Wednesday, 23 March 2011

There is some corner of another world that is forever mankind.

To: H. R. Haldeman
From: Bill Safire
July 18, 1969.

Fate has ordained that the men who went to the moon to explore in peace will stay on the moon to rest in peace.

These brave men, Neil Armstrong and Edwin Aldrin, know that there is no hope for their recovery. But they also know that there is hope for mankind in their sacrifice.

These two men are laying down their lives in mankind's most noble goal: the search for truth and understanding.

They will be mourned by their families and friends; they will be mourned by the nation; they will be mourned by the people of the world; they will be mourned by a Mother Earth that dared send two of her sons into the unknown.

In their exploration, they stirred the people of the world to feel as one; in their sacrifice, they bind more tightly the brotherhood of man.

In ancient days, men looked at the stars and saw their heroes in the constellations. In modern times, we do much the same, but our heroes are epic men of flesh and blood.

Others will follow, and surely find their way home. Man's search will not be denied. But these men were the first, and they will remain the foremost in our hearts.

For every human being who looks up at the moon in the nights to come will know that there is some corner of another world that is forever mankind.

PRIOR TO THE PRESIDENT'S STATEMENT: The President should telephone each of the widows-to-be.

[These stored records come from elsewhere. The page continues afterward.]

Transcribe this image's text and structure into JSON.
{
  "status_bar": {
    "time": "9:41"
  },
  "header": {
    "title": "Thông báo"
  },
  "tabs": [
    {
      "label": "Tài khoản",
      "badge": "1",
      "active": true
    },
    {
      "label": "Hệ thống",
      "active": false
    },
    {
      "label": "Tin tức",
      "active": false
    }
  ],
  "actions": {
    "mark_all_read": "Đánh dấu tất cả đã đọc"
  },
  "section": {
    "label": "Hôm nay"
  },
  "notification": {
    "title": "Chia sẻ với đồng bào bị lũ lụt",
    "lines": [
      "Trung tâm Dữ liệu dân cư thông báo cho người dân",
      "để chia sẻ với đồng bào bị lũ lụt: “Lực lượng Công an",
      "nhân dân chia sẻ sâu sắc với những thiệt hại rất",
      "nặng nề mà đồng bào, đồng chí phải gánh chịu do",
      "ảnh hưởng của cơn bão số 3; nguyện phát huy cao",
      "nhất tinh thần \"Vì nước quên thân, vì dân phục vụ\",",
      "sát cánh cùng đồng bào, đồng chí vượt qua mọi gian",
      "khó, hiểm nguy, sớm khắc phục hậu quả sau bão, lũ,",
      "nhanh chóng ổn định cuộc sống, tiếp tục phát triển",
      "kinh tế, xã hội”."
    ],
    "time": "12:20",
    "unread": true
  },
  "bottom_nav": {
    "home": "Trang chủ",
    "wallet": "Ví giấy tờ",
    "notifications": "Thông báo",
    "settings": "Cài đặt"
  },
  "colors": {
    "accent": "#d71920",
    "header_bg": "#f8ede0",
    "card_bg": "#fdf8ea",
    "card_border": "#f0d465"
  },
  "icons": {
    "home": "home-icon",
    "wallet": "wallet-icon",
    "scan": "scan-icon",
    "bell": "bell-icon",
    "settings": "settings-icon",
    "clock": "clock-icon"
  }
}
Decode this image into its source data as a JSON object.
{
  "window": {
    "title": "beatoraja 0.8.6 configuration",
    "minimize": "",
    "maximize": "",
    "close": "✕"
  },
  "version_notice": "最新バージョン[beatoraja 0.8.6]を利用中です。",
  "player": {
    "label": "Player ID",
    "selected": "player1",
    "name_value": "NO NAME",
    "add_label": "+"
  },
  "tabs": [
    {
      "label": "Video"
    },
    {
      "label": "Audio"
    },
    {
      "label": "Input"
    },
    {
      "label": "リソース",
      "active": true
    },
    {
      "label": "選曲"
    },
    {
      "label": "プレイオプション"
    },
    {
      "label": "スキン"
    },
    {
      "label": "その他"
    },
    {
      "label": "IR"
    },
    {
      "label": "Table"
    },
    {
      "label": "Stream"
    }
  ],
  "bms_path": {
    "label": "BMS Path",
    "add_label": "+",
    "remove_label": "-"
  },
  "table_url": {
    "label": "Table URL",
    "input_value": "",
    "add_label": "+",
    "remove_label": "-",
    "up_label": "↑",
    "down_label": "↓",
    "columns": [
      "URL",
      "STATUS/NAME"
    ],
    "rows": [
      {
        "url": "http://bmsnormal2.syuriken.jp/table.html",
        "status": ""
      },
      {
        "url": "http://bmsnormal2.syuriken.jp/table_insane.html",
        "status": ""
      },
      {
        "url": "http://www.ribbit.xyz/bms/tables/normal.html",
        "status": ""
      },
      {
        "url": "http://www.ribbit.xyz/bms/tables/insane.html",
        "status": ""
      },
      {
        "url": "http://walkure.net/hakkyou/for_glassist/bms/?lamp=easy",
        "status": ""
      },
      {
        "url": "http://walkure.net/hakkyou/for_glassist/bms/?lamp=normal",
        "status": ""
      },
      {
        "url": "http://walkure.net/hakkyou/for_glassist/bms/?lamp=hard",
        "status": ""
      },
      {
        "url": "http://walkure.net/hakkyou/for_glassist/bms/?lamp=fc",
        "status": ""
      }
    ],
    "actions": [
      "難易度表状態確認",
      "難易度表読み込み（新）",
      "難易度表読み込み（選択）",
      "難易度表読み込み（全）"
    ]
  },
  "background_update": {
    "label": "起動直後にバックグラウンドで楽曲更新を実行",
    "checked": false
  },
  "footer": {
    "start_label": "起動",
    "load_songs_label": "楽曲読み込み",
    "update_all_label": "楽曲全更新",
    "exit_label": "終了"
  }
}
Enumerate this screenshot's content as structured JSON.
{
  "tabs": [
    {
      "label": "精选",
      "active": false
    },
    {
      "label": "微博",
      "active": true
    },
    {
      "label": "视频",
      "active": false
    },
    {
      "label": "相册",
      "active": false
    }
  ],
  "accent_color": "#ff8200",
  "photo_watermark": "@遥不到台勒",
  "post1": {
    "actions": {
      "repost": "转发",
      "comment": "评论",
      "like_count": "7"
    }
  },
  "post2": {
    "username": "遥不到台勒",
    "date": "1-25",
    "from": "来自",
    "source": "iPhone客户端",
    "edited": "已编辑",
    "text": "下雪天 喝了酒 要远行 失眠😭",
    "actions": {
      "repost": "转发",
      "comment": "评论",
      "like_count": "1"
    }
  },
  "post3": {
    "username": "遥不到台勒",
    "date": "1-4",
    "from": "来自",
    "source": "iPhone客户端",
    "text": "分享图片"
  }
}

AFTER THE PRESIDENT'S STATEMENT, AT THE POINT WHEN NASA ENDS COMMUNICATIONS WITH THE MEN: A clergyman should adopt the same procedure as a burial at sea, commending their souls to "the deepest of the deep," concluding with the Lord's Prayer.

On 20th July 1969, the Apollo 11 lunar module touched down safely on the moon - with only about 25 seconds of fuel left in its tanks. The world was half a minute away from hearing these words, with their odd echo of Rupert Brooke, rather than 'one small step for man'.

The dangers of manned spaceflight were all too real; in 1967, astronauts Virgil "Gus" Grissom, Edward White, and Roger Chaffee were killed in a cabin fire that engulfed the Apollo 1 command module during a ground test. In the same year, Soviet cosmonaut Vladimir Komarov died when the parachute on the command module of his Soyuz 1 spaceship failed to open after re-entry, as recalled in these chilling words:

... an NSA analyst, identified in the book as Perry Fellwock, described overhearing Komarov tell ground control officials he knew he was about to die. Fellwock described how Soviet premier Alexei Kosygin called on a video phone to tell him he was a hero. Komarov's wife was also on the call to talk about what to say to their children. Kosygin was crying.

When the capsule began its descent and the parachutes failed to open, the book describes how American intelligence "picked up [Komarov's] cries of rage as he plunged to his death."



NPR

More than forty years later, the Soyuz spacecraft is still in use. When the shuttle is retired, later this year, the only way to get people to the International Space Station will be on board the tried, tested, improved descendant of the Soyuz  spacecraft that killed Komarov (and the crew of  Soyuz 11 in 1971).